Cuties (originally titled Mignonnes), which debuted Thursday on Netflix, is the story of Amy, 11, a Senegalese girl growing up in Paris who rebels against her conservative Muslim immigrant family and seeks the approval of a bullying quartet of fellow 11-year-old girls who are absolutely clueless about sex but who nevertheless believe dressing and acting like prostitutes is the key to popularity (the ages of the actresses at the time of filming are unclear, but reportedly range from 11-14). Their aimless lives center on rehearsing sexed-up choreography to a rap song for a local dance contest.

As Amy becomes desperate to escape the stultifying, traditional expectations of the women in her family, she exhibits increasingly wanton behavior, such as posting a pic of her genitalia on social media and teaching the other girls how to rev up their dance routine by twerking (if you are mercifully ignorant about twerking, it’s a very popular move derived from strip-club lap dancing, in which females squat and shake their rear ends up and down like primates presenting themselves for mating; needless to say, this is wildly inappropriate for pre-teens). The movie climaxes, so to speak, in an extended, raunchy dance performance in which the camera lingers disturbingly on the scantily-clad little girls’ pelvic gyrations, come-hither looks, and suggestive touching – of themselves and each other.

SPOILER ALERT:

During the performance, Amy is horrified onstage by the sudden revelation of what she has become, and she turns her back on both that path and her family's traditions, to find liberation in her own identity. But the transcendent ending feels utterly tacked-on, and it is too little, too late to rescue the film from the sense that we have been trapped in a pedophile’s dream.

END SPOILER

Cuties has lit such a firestorm of controversy and anti-Netflix backlash that the hashtag #CancelNetflix has been trending on Twitter as people cancelled their subscriptions en masse in protest. Politicians have even weighed in. Sen. Josh Hawley called out Netflix on Twitter, with a screenshot highlighting posts to the parental guidance page of the Internet Movie Database (IMDb), where warnings about nudity and sexual scenes are shown. Those warnings (see below) have since mysteriously disappeared from IMDb.


Sen. Ted Cruz has written to Attorney General William Barr requesting an investigation into whether the production or distribution of the film has broken any laws against child pornography.

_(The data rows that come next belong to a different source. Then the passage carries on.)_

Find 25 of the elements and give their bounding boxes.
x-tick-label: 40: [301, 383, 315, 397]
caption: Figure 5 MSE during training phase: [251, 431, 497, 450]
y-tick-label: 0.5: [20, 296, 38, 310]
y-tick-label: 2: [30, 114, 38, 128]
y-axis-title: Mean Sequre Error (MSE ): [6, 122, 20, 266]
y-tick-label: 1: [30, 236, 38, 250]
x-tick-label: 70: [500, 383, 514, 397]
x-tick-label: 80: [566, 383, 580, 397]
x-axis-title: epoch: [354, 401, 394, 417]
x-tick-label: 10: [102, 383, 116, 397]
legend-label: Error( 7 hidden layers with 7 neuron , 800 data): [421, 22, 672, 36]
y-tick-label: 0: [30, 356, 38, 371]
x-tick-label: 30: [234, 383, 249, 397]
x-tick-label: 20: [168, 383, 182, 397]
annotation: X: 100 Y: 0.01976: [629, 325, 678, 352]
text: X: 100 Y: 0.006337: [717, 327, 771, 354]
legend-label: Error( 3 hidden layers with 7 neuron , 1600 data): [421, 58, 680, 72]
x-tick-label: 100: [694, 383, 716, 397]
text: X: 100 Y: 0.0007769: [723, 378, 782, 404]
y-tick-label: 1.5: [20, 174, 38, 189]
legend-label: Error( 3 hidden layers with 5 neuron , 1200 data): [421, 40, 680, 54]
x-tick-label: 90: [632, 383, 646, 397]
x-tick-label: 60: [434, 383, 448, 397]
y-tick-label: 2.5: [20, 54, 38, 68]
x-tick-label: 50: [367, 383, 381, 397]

Netflix did concede that its marketing for the film – a movie poster depicting the little girls posing provocatively like strippers – was, to put it mildly, a mistake, and it apologized in the wake of an earlier tsunami of justifiable public outrage. But Netflix stands by the film itself. “Cuties is a social commentary against the sexualization of young children,” a spokesperson said in its defense. “It’s an award-winning film and a powerful story about the pressure young girls face on social media and from society more generally growing up — and we’d encourage anyone who cares about these important issues to watch the movie.”

Oh, so it’s social commentary! It’s art! And it’s award-winning! That’s okay, then. Carry on.